Esquizofrenia na atualidade: quão importante é a perspectiva do paciente?

Em um simpósio intitulado "Esquizofrenia na atualidade: quão importante é a perspectiva do paciente?" no ECNP 2022, o Prof. Paolo Fusar-Poli (Reino Unido) discutiu como é fundamental identificar fatores de risco em jovens que podem desenvolver psicose e, a longo prazo, esquizofrenia. Prevenir o início da psicose ou tratar a psicose precocemente é vital, pois o prognóstico a longo prazo piora à medida que a psicose permanece não tratada.

Em sequência, o Prof. Christoph Correll (EUA) discutiu a necessidade de proporcionar não apenas recuperação sintomática, mas também funcional, personalizando os resultados do tratamento. Um modo de fazer isso, como discutido pelo Prof. Stephan Heres (Alemanha), é através do uso da tomada de decisão compartilhada, que envolve o paciente e o cuidador trabalhando em parceria com profissionais de saúde. Isso pode levar à melhora da saúde a longo prazo e a um uso mais eficiente de recursos.

 

Entendendo a esquizofrenia na atualidade: o que há de novo?

Enquanto a idade média de aparecimento do espectro da esquizofrenia e outros transtornos psicóticos primários é de 20,5 anos,1 a integração de dados neurobiológicos e epidemiológicos revela um estágio pré-mórbido, do início da vida até a adolescência, com fatores de risco acumulados que levam, então, ao primeiro episódio. Isso pode ser seguido por uma série de recaídas na idade adulta jovem/média, e desenvolvimento de uma condição crônica.2 No entanto, muitas pessoas que apresentam psicose podem ficar sem tratamento por um longo período de tempo,3 até o momento em que a vida social e ocupacional se deterioram,3 a função cognitiva pode ser prejudicada4 e pode ser difícil engajar com o paciente.5 Neste estágio, os sintomas podem ser graves e a hospitalização é necessária.3

Identificar precocemente aqueles em risco de psicose é fundamental para ajudar a prevenir o desenvolvimento e melhorar os desfechos a longo prazo

O Prof. Fusar-Poli discutiu três ingredientes principais, necessários para ajudar a prevenir a psicose:6

  1. detecção de pessoas em risco,
  2. formulação de uma ferramenta confiável de previsão de prognóstico e
  3. desenvolvimento de tratamento preventivo.

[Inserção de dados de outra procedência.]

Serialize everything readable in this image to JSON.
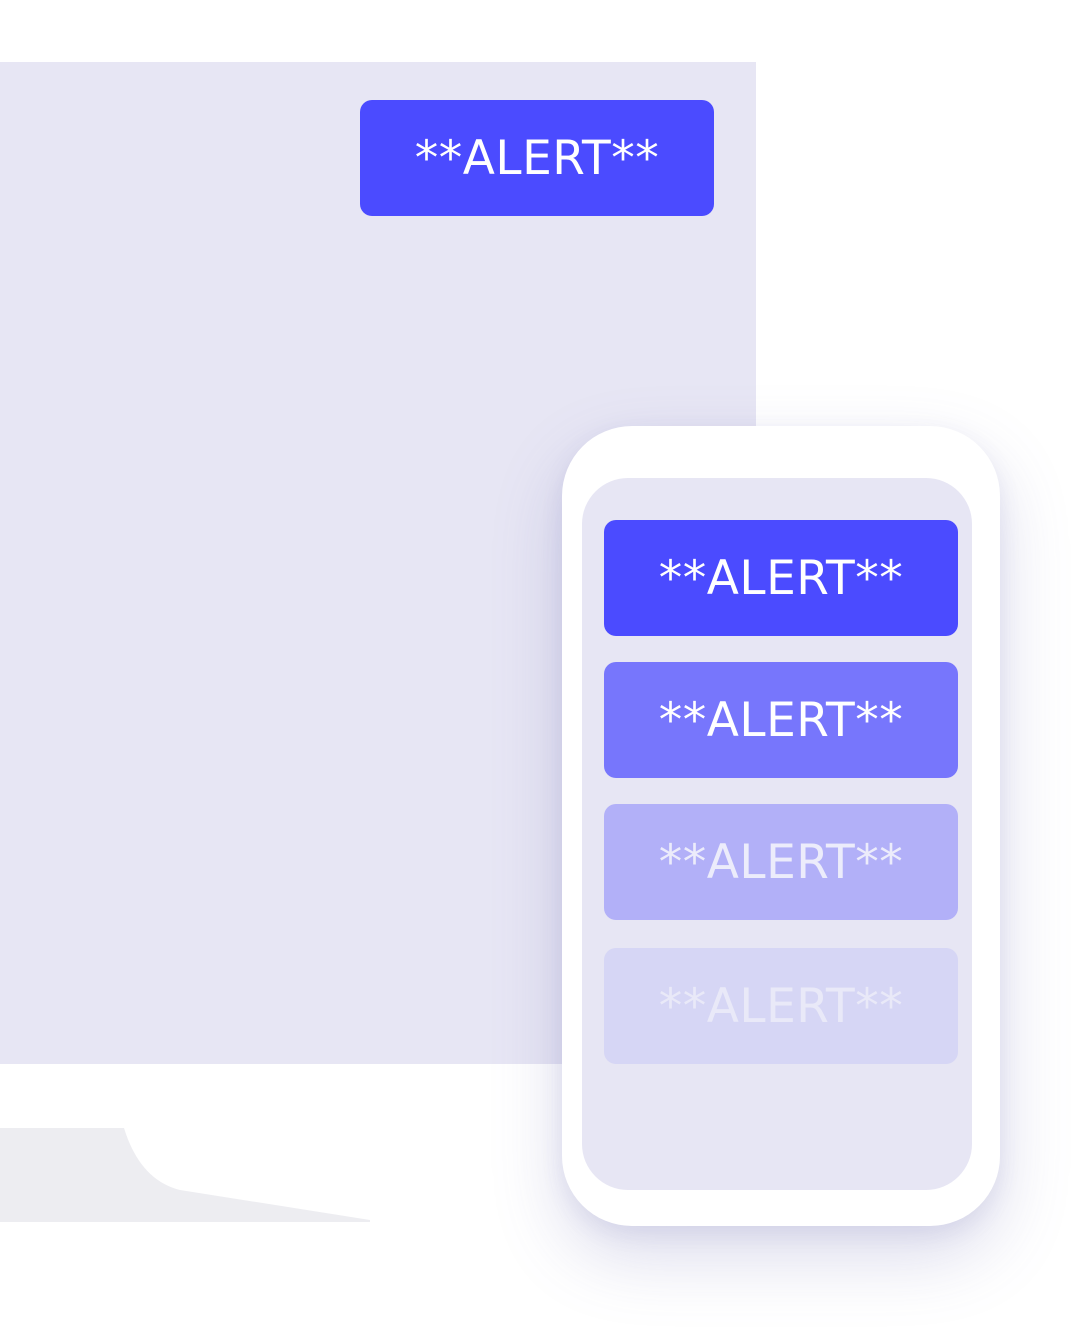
{
  "desktop": {
    "alert_label": "**ALERT**",
    "screen_color": "#e7e6f4",
    "alert_color": "#4b4bff"
  },
  "phone": {
    "alerts": [
      {
        "label": "**ALERT**",
        "color": "#4b4bff"
      },
      {
        "label": "**ALERT**",
        "color": "#7776fc"
      },
      {
        "label": "**ALERT**",
        "color": "#b2b0f8"
      },
      {
        "label": "**ALERT**",
        "color": "#d6d6f5"
      }
    ]
  }
}
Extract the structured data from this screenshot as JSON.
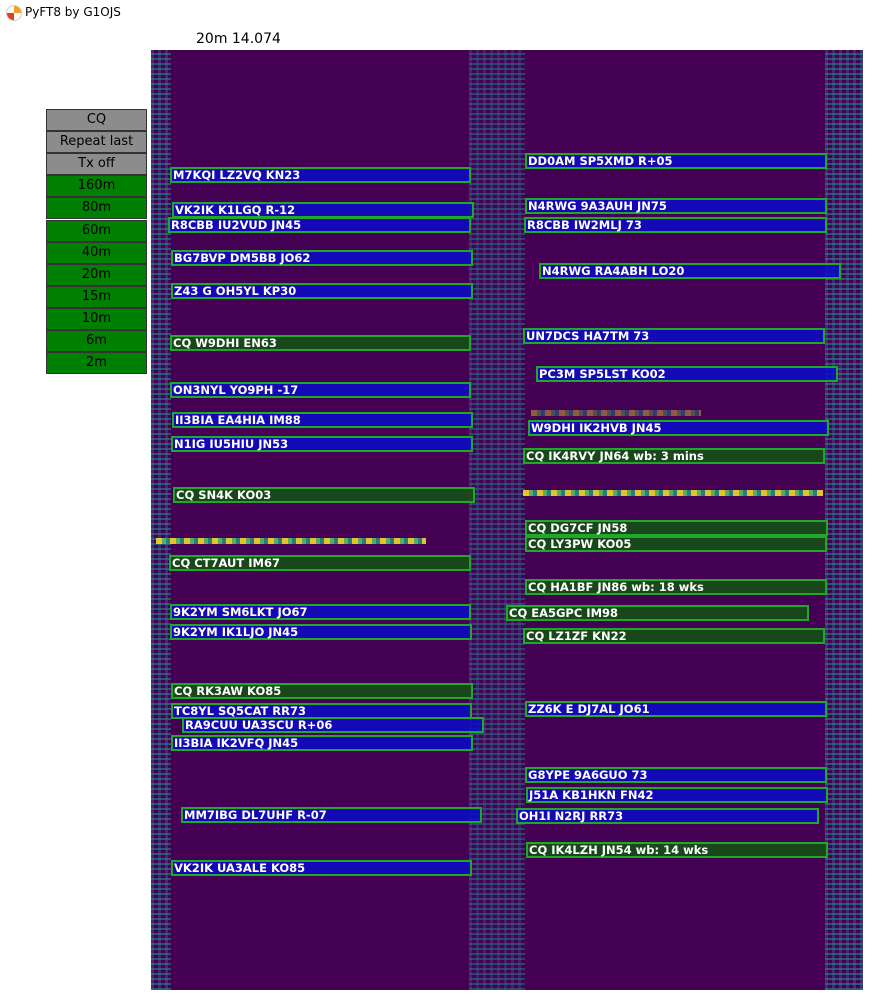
{
  "window": {
    "title": "PyFT8 by G1OJS",
    "icon": "app-logo-icon"
  },
  "band_label": "20m 14.074",
  "buttons": [
    {
      "label": "CQ",
      "style": "grey"
    },
    {
      "label": "Repeat last",
      "style": "grey"
    },
    {
      "label": "Tx off",
      "style": "grey"
    },
    {
      "label": "160m",
      "style": "band"
    },
    {
      "label": "80m",
      "style": "band"
    },
    {
      "label": "60m",
      "style": "band"
    },
    {
      "label": "40m",
      "style": "band"
    },
    {
      "label": "20m",
      "style": "band"
    },
    {
      "label": "15m",
      "style": "band"
    },
    {
      "label": "10m",
      "style": "band"
    },
    {
      "label": "6m",
      "style": "band"
    },
    {
      "label": "2m",
      "style": "band"
    }
  ],
  "colors": {
    "cq_box": "#145014",
    "reply_box": "#0a0ac8",
    "box_border": "#1fa82a",
    "waterfall_bg": "#440154",
    "band_button": "#008000",
    "control_button": "#8c8c8c"
  },
  "messages": [
    {
      "text": "M7KQI LZ2VQ KN23",
      "type": "blue"
    },
    {
      "text": "VK2IK K1LGQ R-12",
      "type": "blue"
    },
    {
      "text": "R8CBB IU2VUD JN45",
      "type": "blue"
    },
    {
      "text": "BG7BVP DM5BB JO62",
      "type": "blue"
    },
    {
      "text": "Z43  G OH5YL KP30",
      "type": "blue"
    },
    {
      "text": "CQ W9DHI EN63",
      "type": "green"
    },
    {
      "text": "ON3NYL YO9PH -17",
      "type": "blue"
    },
    {
      "text": "II3BIA EA4HIA IM88",
      "type": "blue"
    },
    {
      "text": "N1IG IU5HIU JN53",
      "type": "blue"
    },
    {
      "text": "CQ SN4K KO03",
      "type": "green"
    },
    {
      "text": "CQ CT7AUT IM67",
      "type": "green"
    },
    {
      "text": "9K2YM SM6LKT JO67",
      "type": "blue"
    },
    {
      "text": "9K2YM IK1LJO JN45",
      "type": "blue"
    },
    {
      "text": "CQ RK3AW KO85",
      "type": "green"
    },
    {
      "text": "TC8YL SQ5CAT RR73",
      "type": "blue"
    },
    {
      "text": "RA9CUU UA3SCU R+06",
      "type": "blue"
    },
    {
      "text": "II3BIA IK2VFQ JN45",
      "type": "blue"
    },
    {
      "text": "MM7IBG DL7UHF R-07",
      "type": "blue"
    },
    {
      "text": "VK2IK UA3ALE KO85",
      "type": "blue"
    },
    {
      "text": "DD0AM SP5XMD R+05",
      "type": "blue"
    },
    {
      "text": "N4RWG 9A3AUH JN75",
      "type": "blue"
    },
    {
      "text": "R8CBB IW2MLJ 73",
      "type": "blue"
    },
    {
      "text": "N4RWG RA4ABH LO20",
      "type": "blue"
    },
    {
      "text": "UN7DCS HA7TM 73",
      "type": "blue"
    },
    {
      "text": "PC3M SP5LST KO02",
      "type": "blue"
    },
    {
      "text": "W9DHI IK2HVB JN45",
      "type": "blue"
    },
    {
      "text": "CQ IK4RVY JN64 wb: 3 mins",
      "type": "green"
    },
    {
      "text": "CQ DG7CF JN58",
      "type": "green"
    },
    {
      "text": "CQ LY3PW KO05",
      "type": "green"
    },
    {
      "text": "CQ HA1BF JN86 wb: 18 wks",
      "type": "green"
    },
    {
      "text": "CQ EA5GPC IM98",
      "type": "green"
    },
    {
      "text": "CQ LZ1ZF KN22",
      "type": "green"
    },
    {
      "text": "ZZ6K E DJ7AL JO61",
      "type": "blue"
    },
    {
      "text": "G8YPE 9A6GUO 73",
      "type": "blue"
    },
    {
      "text": "J51A KB1HKN FN42",
      "type": "blue"
    },
    {
      "text": "OH1I N2RJ RR73",
      "type": "blue"
    },
    {
      "text": "CQ IK4LZH JN54 wb: 14 wks",
      "type": "green"
    }
  ]
}
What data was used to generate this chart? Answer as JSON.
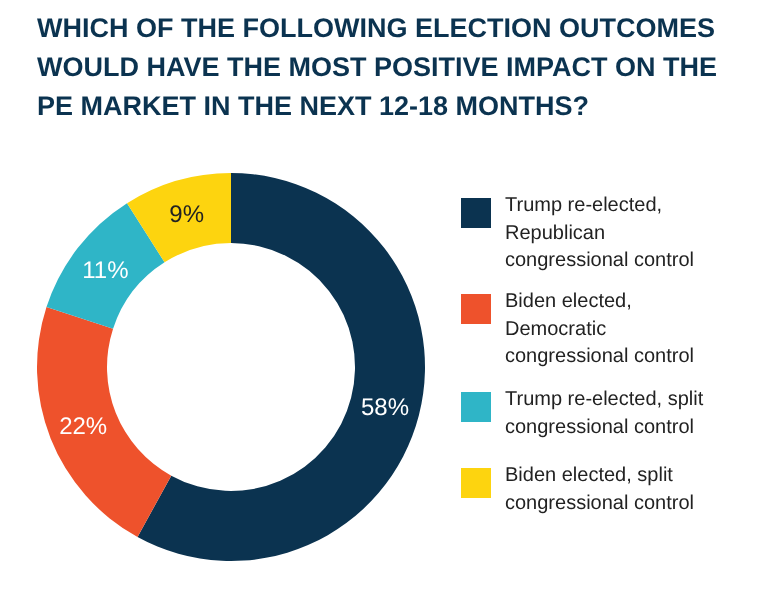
{
  "chart_data": {
    "type": "donut",
    "title": "WHICH OF THE FOLLOWING ELECTION OUTCOMES WOULD HAVE THE MOST POSITIVE IMPACT ON THE PE MARKET IN THE NEXT 12-18 MONTHS?",
    "categories": [
      "Trump re-elected, Republican congressional control",
      "Biden elected, Democratic congressional control",
      "Trump re-elected, split congressional control",
      "Biden elected, split congressional control"
    ],
    "values": [
      58,
      22,
      11,
      9
    ],
    "value_labels": [
      "58%",
      "22%",
      "11%",
      "9%"
    ],
    "colors": [
      "#0b3350",
      "#ee522c",
      "#2fb5c7",
      "#fdd40f"
    ],
    "legend": "right"
  }
}
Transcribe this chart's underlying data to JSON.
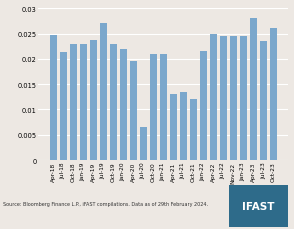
{
  "categories": [
    "Apr-18",
    "Jul-18",
    "Oct-18",
    "Jan-19",
    "Apr-19",
    "Jul-19",
    "Oct-19",
    "Jan-20",
    "Apr-20",
    "Jul-20",
    "Oct-20",
    "Jan-21",
    "Apr-21",
    "Jul-21",
    "Oct-21",
    "Jan-22",
    "Apr-22",
    "Jul-22",
    "Nov-22",
    "Jan-23",
    "Apr-23",
    "Jul-23",
    "Oct-23"
  ],
  "values": [
    0.0248,
    0.0213,
    0.023,
    0.023,
    0.0238,
    0.027,
    0.023,
    0.022,
    0.0195,
    0.0065,
    0.021,
    0.021,
    0.013,
    0.0135,
    0.012,
    0.0215,
    0.025,
    0.0245,
    0.0245,
    0.0245,
    0.028,
    0.0235,
    0.026
  ],
  "bar_color": "#7aa7cc",
  "ylim": [
    0,
    0.03
  ],
  "yticks": [
    0,
    0.005,
    0.01,
    0.015,
    0.02,
    0.025,
    0.03
  ],
  "source_text": "Source: Bloomberg Finance L.P., iFAST compilations. Data as of 29th February 2024.",
  "ifast_box_color": "#2e6b8a",
  "ifast_text": "IFAST",
  "bg_color": "#ede8e3",
  "grid_color": "#ffffff"
}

Embora sejam necessárias abordagens seletivas e indicadas para se direcionar a pessoas reconhecidas como em maior risco, de acordo com o Prof. Fusar-Poli: "Se quisermos mudar a curva de risco para detectar o desenvolvimento de psicose para toda a população, precisamos de uma abordagem universal."2 Isso é importante pois, "se pudermos detectar jovens nas fases iniciais, então, na fase clínica de alto risco, podemos oferecer cuidados preventivos e retardar, se não impedir, o início de mais deterioração e restaurar o status saudável, e mudar o curso e a vida de um jovem em longo prazo". Como exemplo de uma abordagem preventiva, o site do South London and Maudsley NHS Foundation: Trust's Outreach and Support in South London (OASIS), chamado "Me and My Mind", tem como alvo jovens que experimentam, por exemplo, paranoia e alucinações auditivas ou outras experiências incomuns.7

“As abordagens preventivas para melhorar a saúde mental dos jovens são o caminho mais promissor para mudar o curso do transtorno.”2

A longo prazo, a probabilidade de transição para psicose em pessoas com alto risco clínico para psicose (CHR-P, do inglês Clinical High Risk for Psychosis) aumenta;8 e quanto maior a duração da psicose não tratada, pior o desfecho em termos de sintomas negativos e positivos, funcionalidade e qualidade de vida (QV).9 Como tal, a previsão do primeiro episódio psicótico (PEP) é fundamental. Uma revisão de 42 metanálises descobriu que as pessoas com CHR-P frequentemente exibiam ideação suicida e autolesão, além de dificuldades laborais, educacionais, funcionamento social e QV.10 Outra revisão sistemática e metanálise descobriu que as pessoas com CHR-P tinham déficits em várias tarefas neurocognitivas, incluindo testes de velocidade de processamento, aprendizagem verbal ou visual, cognição social, memória de trabalho e atenção.11 Métodos com machine learning também estão sendo usados para ajudar a prever o risco PEP, como um em que um modelo de rede neural recorrente foi desenvolvido usando dados dos EUA de mais de 20 anos, incluindo 145.720 pessoas com PEP e controles. Com essa metodologia, foram capazes de demonstrar que é possível melhorar a detecção de pessoas com CHR-P.12

 

Pensando além do controle de sintomas na esquizofrenia: recuperação funcional

“Precisamos dar [aos pacientes diagnosticados com esquizofrenia] habilidades e saídas para estarem conectados com as pessoas, com a vida e consigo mesmos”, disse o Prof. Correll. “Para isso, precisamos de intervenções psicossociais.”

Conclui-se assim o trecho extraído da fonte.